4. the method for realizing fast data writing into the clickwouse by the custom Spark data source as claimed in claim 2, wherein:

the CreatRelation algorithm determines the fragment information contained in the cluster by reading the metadata system table of the ClickHouse, and uniformly writes the dataFrame data of Spark in different partitions into the fragments of the ClickHouse according to a specified strategy.

5. The method for realizing fast data writing into the clickwouse by the custom Spark data source as claimed in claim 2, wherein:

and the CreatRelation algorithm respectively acquires the Schema of the ClickHouse and the DataFrame, automatically adapts the data type and the default value, and uniformly writes the data into the local node corresponding to the partition.

6. The method for realizing fast data writing into the clickwouse by the custom Spark data source as claimed in claim 4, wherein:

the prescribed strategy for balancing the fragmentation of the write clickwouse includes:

2) calculating the total partition number of the Spark task;

3) invoking a foreach partition method of the DataFrame, and writing data into the fragment df;

7. The method for realizing fast data writing into the clickwouse by the custom Spark data source as claimed in claim 5, comprising the following steps:

1) obtaining Schema of the DataFrame;

and obtaining schema information of the DataFrame through df.

2) Obtaining the schema of the ClickHouse

3) Connecting ClickHouse and creating a State object;

4) traversing data of the DataFrame;

5) traversing each column of each piece of data according to the DataFrame acquired in the first step;

6) if the value of the column is empty or present in the ClickHouse, the process starts from step 7) below. If the column value exists, then execute from step 8) below;

7) if the ClickHouse sets a default value when building the table, the default value is used;

8) if the ClickHouse is not set with the default value when the table is established, the default value of the ClickHouse data type is used;

9) carrying out data type conversion according to the rule;

10) adding the processed data to a State object of JDBC;

11) and judging the size of the data record number added to the State element object.
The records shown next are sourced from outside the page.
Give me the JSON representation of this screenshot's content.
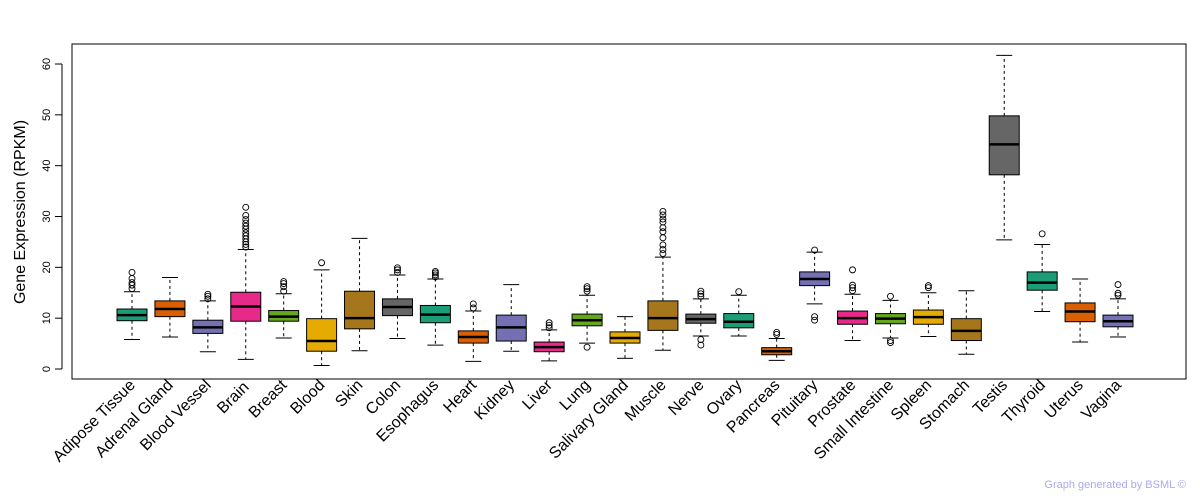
{
  "chart_data": {
    "type": "boxplot",
    "title": "",
    "xlabel": "",
    "ylabel": "Gene Expression (RPKM)",
    "ylim": [
      0,
      62
    ],
    "yticks": [
      0,
      10,
      20,
      30,
      40,
      50,
      60
    ],
    "highlight_category": "Brain",
    "highlight_color": "#ff0000",
    "footer": "Graph generated by BSML ©",
    "footer_color": "#aaaaee",
    "categories": [
      {
        "name": "Adipose Tissue",
        "color": "#1b9e77",
        "whisker_low": 5.8,
        "q1": 9.5,
        "median": 10.6,
        "q3": 11.8,
        "whisker_high": 15.2,
        "outliers": [
          15.8,
          16.5,
          17.0,
          17.8,
          19.0
        ]
      },
      {
        "name": "Adrenal Gland",
        "color": "#d95f02",
        "whisker_low": 6.3,
        "q1": 10.3,
        "median": 11.8,
        "q3": 13.4,
        "whisker_high": 18.0,
        "outliers": []
      },
      {
        "name": "Blood Vessel",
        "color": "#7570b3",
        "whisker_low": 3.4,
        "q1": 7.0,
        "median": 8.2,
        "q3": 9.6,
        "whisker_high": 13.4,
        "outliers": [
          13.8,
          14.3,
          14.7
        ]
      },
      {
        "name": "Brain",
        "color": "#e7298a",
        "whisker_low": 1.9,
        "q1": 9.4,
        "median": 12.3,
        "q3": 15.1,
        "whisker_high": 23.5,
        "outliers": [
          24.0,
          24.5,
          25.0,
          25.6,
          26.2,
          26.8,
          27.5,
          28.1,
          28.7,
          29.4,
          30.2,
          31.8
        ]
      },
      {
        "name": "Breast",
        "color": "#66a61e",
        "whisker_low": 6.1,
        "q1": 9.4,
        "median": 10.3,
        "q3": 11.5,
        "whisker_high": 14.8,
        "outliers": [
          15.3,
          16.2,
          16.8,
          17.2
        ]
      },
      {
        "name": "Blood",
        "color": "#e6ab02",
        "whisker_low": 0.7,
        "q1": 3.5,
        "median": 5.5,
        "q3": 9.9,
        "whisker_high": 19.5,
        "outliers": [
          20.9
        ]
      },
      {
        "name": "Skin",
        "color": "#a6761d",
        "whisker_low": 3.6,
        "q1": 7.9,
        "median": 10.0,
        "q3": 15.3,
        "whisker_high": 25.7,
        "outliers": []
      },
      {
        "name": "Colon",
        "color": "#666666",
        "whisker_low": 6.0,
        "q1": 10.5,
        "median": 12.2,
        "q3": 13.8,
        "whisker_high": 18.5,
        "outliers": [
          19.0,
          19.5,
          19.9
        ]
      },
      {
        "name": "Esophagus",
        "color": "#1b9e77",
        "whisker_low": 4.7,
        "q1": 9.1,
        "median": 10.7,
        "q3": 12.5,
        "whisker_high": 17.7,
        "outliers": [
          18.1,
          18.5,
          18.9,
          19.2
        ]
      },
      {
        "name": "Heart",
        "color": "#d95f02",
        "whisker_low": 1.5,
        "q1": 5.1,
        "median": 6.3,
        "q3": 7.5,
        "whisker_high": 11.4,
        "outliers": [
          12.0,
          12.8
        ]
      },
      {
        "name": "Kidney",
        "color": "#7570b3",
        "whisker_low": 3.5,
        "q1": 5.5,
        "median": 8.2,
        "q3": 10.6,
        "whisker_high": 16.6,
        "outliers": []
      },
      {
        "name": "Liver",
        "color": "#e7298a",
        "whisker_low": 1.6,
        "q1": 3.4,
        "median": 4.3,
        "q3": 5.3,
        "whisker_high": 7.7,
        "outliers": [
          8.1,
          8.6,
          9.1
        ]
      },
      {
        "name": "Lung",
        "color": "#66a61e",
        "whisker_low": 5.1,
        "q1": 8.5,
        "median": 9.6,
        "q3": 10.8,
        "whisker_high": 14.5,
        "outliers": [
          4.3,
          15.3,
          15.8,
          16.2
        ]
      },
      {
        "name": "Salivary Gland",
        "color": "#e6ab02",
        "whisker_low": 2.1,
        "q1": 5.1,
        "median": 6.1,
        "q3": 7.3,
        "whisker_high": 10.3,
        "outliers": []
      },
      {
        "name": "Muscle",
        "color": "#a6761d",
        "whisker_low": 3.7,
        "q1": 7.6,
        "median": 10.0,
        "q3": 13.4,
        "whisker_high": 22.0,
        "outliers": [
          22.7,
          23.5,
          24.4,
          25.8,
          27.0,
          27.8,
          28.9,
          29.5,
          30.3,
          31.0
        ]
      },
      {
        "name": "Nerve",
        "color": "#666666",
        "whisker_low": 6.5,
        "q1": 9.0,
        "median": 9.8,
        "q3": 10.8,
        "whisker_high": 13.8,
        "outliers": [
          4.7,
          5.8,
          14.3,
          14.8,
          15.3
        ]
      },
      {
        "name": "Ovary",
        "color": "#1b9e77",
        "whisker_low": 6.5,
        "q1": 8.1,
        "median": 9.3,
        "q3": 10.9,
        "whisker_high": 14.5,
        "outliers": [
          15.2
        ]
      },
      {
        "name": "Pancreas",
        "color": "#d95f02",
        "whisker_low": 1.7,
        "q1": 2.8,
        "median": 3.5,
        "q3": 4.2,
        "whisker_high": 6.0,
        "outliers": [
          6.8,
          7.2
        ]
      },
      {
        "name": "Pituitary",
        "color": "#7570b3",
        "whisker_low": 12.8,
        "q1": 16.4,
        "median": 17.7,
        "q3": 19.1,
        "whisker_high": 23.0,
        "outliers": [
          9.6,
          10.3,
          23.4
        ]
      },
      {
        "name": "Prostate",
        "color": "#e7298a",
        "whisker_low": 5.6,
        "q1": 8.8,
        "median": 10.0,
        "q3": 11.4,
        "whisker_high": 14.7,
        "outliers": [
          15.4,
          16.0,
          16.5,
          19.5
        ]
      },
      {
        "name": "Small Intestine",
        "color": "#66a61e",
        "whisker_low": 6.1,
        "q1": 8.9,
        "median": 9.9,
        "q3": 10.9,
        "whisker_high": 13.5,
        "outliers": [
          5.2,
          5.6,
          14.3
        ]
      },
      {
        "name": "Spleen",
        "color": "#e6ab02",
        "whisker_low": 6.4,
        "q1": 8.8,
        "median": 10.2,
        "q3": 11.6,
        "whisker_high": 15.0,
        "outliers": [
          16.0,
          16.4
        ]
      },
      {
        "name": "Stomach",
        "color": "#a6761d",
        "whisker_low": 2.9,
        "q1": 5.6,
        "median": 7.5,
        "q3": 9.9,
        "whisker_high": 15.4,
        "outliers": []
      },
      {
        "name": "Testis",
        "color": "#666666",
        "whisker_low": 25.4,
        "q1": 38.2,
        "median": 44.2,
        "q3": 49.8,
        "whisker_high": 61.7,
        "outliers": []
      },
      {
        "name": "Thyroid",
        "color": "#1b9e77",
        "whisker_low": 11.3,
        "q1": 15.5,
        "median": 17.0,
        "q3": 19.1,
        "whisker_high": 24.5,
        "outliers": [
          26.6
        ]
      },
      {
        "name": "Uterus",
        "color": "#d95f02",
        "whisker_low": 5.3,
        "q1": 9.3,
        "median": 11.3,
        "q3": 13.0,
        "whisker_high": 17.7,
        "outliers": []
      },
      {
        "name": "Vagina",
        "color": "#7570b3",
        "whisker_low": 6.3,
        "q1": 8.3,
        "median": 9.4,
        "q3": 10.6,
        "whisker_high": 13.8,
        "outliers": [
          14.5,
          14.9,
          16.6
        ]
      }
    ]
  }
}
8. The method of claim 6, wherein the rule of data type conversion is as follows:

9. The method for realizing fast data writing into the clickwouse by the custom Spark data source as claimed in claim 6, wherein:

setting a threshold value for the data record number of the State element object, writing the data in the State element object into ClickHouse in batch when the value is larger than or equal to the threshold value, and continuously traversing the data in the DataFrame if the record number is smaller than the threshold value.

10. A device for realizing fast data writing into a click House by a custom Spark data source is characterized by comprising a creating module, a packaging module and a calling module.